Both suburbs are in the city's south east. Seaford is close to the local government area of Casey, one of those singled out by the Victorian Government as a virus hotspot.
"When I was at the supermarket yesterday, the checkout operator said they had noticed a 'second wave of panic buying'," she said.
"At Costco today shelves were emptier too. Lots of toilet paper sold out, cleaning products too. People buying dozens of bottles of disinfectant."
Kate said while she was only getting her standard pack of toilet paper, it looked like other people were buying more than usual.
"It seemed like overloaded trolleys again and even things like flour were getting low".
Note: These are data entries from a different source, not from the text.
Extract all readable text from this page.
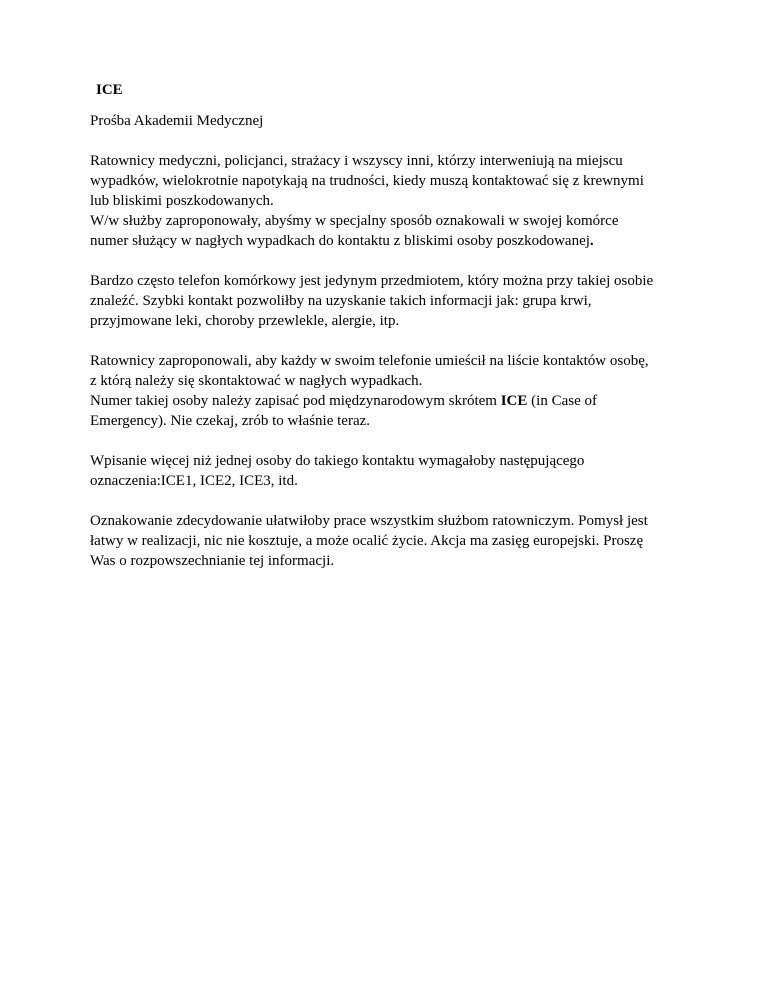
ICE
Prośba Akademii Medycznej
Ratownicy medyczni, policjanci, strażacy i wszyscy inni, którzy interweniują na miejscu
wypadków, wielokrotnie napotykają na trudności, kiedy muszą kontaktować się z krewnymi
lub bliskimi poszkodowanych.
W/w służby zaproponowały, abyśmy w specjalny sposób oznakowali w swojej komórce
numer służący w nagłych wypadkach do kontaktu z bliskimi osoby poszkodowanej.
Bardzo często telefon komórkowy jest jedynym przedmiotem, który można przy takiej osobie
znaleźć. Szybki kontakt pozwoliłby na uzyskanie takich informacji jak: grupa krwi,
przyjmowane leki, choroby przewlekle, alergie, itp.
Ratownicy zaproponowali, aby każdy w swoim telefonie umieścił na liście kontaktów osobę,
z którą należy się skontaktować w nagłych wypadkach.
Numer takiej osoby należy zapisać pod międzynarodowym skrótem ICE (in Case of
Emergency). Nie czekaj, zrób to właśnie teraz.
Wpisanie więcej niż jednej osoby do takiego kontaktu wymagałoby następującego
oznaczenia:ICE1, ICE2, ICE3, itd.
Oznakowanie zdecydowanie ułatwiłoby prace wszystkim służbom ratowniczym. Pomysł jest
łatwy w realizacji, nic nie kosztuje, a może ocalić życie. Akcja ma zasięg europejski. Proszę
Was o rozpowszechnianie tej informacji.
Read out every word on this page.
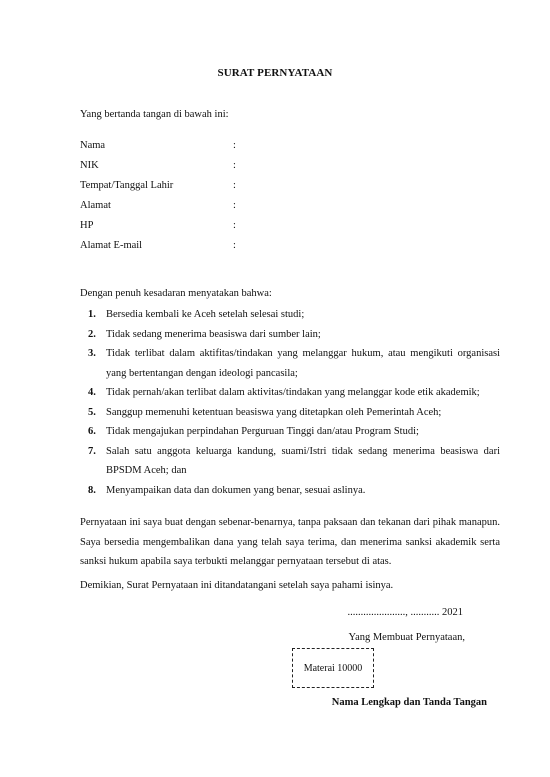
SURAT PERNYATAAN
Yang bertanda tangan di bawah ini:
Nama	:
NIK	:
Tempat/Tanggal Lahir	:
Alamat	:
HP	:
Alamat E-mail	:
Dengan penuh kesadaran menyatakan bahwa:
1. Bersedia kembali ke Aceh setelah selesai studi;
2. Tidak sedang menerima beasiswa dari sumber lain;
3. Tidak terlibat dalam aktifitas/tindakan yang melanggar hukum, atau mengikuti organisasi yang bertentangan dengan ideologi pancasila;
4. Tidak pernah/akan terlibat dalam aktivitas/tindakan yang melanggar kode etik akademik;
5. Sanggup memenuhi ketentuan beasiswa yang ditetapkan oleh Pemerintah Aceh;
6. Tidak mengajukan perpindahan Perguruan Tinggi dan/atau Program Studi;
7. Salah satu anggota keluarga kandung, suami/Istri tidak sedang menerima beasiswa dari BPSDM Aceh; dan
8. Menyampaikan data dan dokumen yang benar, sesuai aslinya.
Pernyataan ini saya buat dengan sebenar-benarnya, tanpa paksaan dan tekanan dari pihak manapun. Saya bersedia mengembalikan dana yang telah saya terima, dan menerima sanksi akademik serta sanksi hukum apabila saya terbukti melanggar pernyataan tersebut di atas.
Demikian, Surat Pernyataan ini ditandatangani setelah saya pahami isinya.
......................, ........... 2021
Yang Membuat Pernyataan,
Materai 10000
Nama Lengkap dan Tanda Tangan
The Australian reported customers at a Coles in Taylors Hill, in the city's west, were buying large packs of toilet paper for themselves and for relatives.
A similar pattern emerged in March when people bought not just supplies of loo roll for themselves but for friends and family too in case they missed out. In the process, they helped ensure others did indeed miss out.
Taylors Hill is close to Brimbank, another local government area that the government has concerns over.
However, Coles' shoppers told the paper they were not worried about another outbreak of panic buying.
A Coles spokesman told news.com.au the chain had not seen an up tick in customer purchases but would monitor stock levels.
However, a Woolworths spokesman confirmed demand for staples had increased.
"We've seen elevated demand for toilet roll in a handful of Melbourne stores today. We have plenty of stock to draw on in our distribution centres and will replenish shelves in those stores quickly," he said.
"We'll continue to keep a close eye on stock levels in the coming days, and ask customers to buy only what they need."
Supermarkets have cautioned that away from stores where there has been a rush, what might appear to be emptier shelves due to panic buying may not be the case.
When panic buying was in full swing, manufacturers concentrated on providing a smaller range of products in increased quantities. As some of those other products are still yet to get back to full production there my still be some gaps.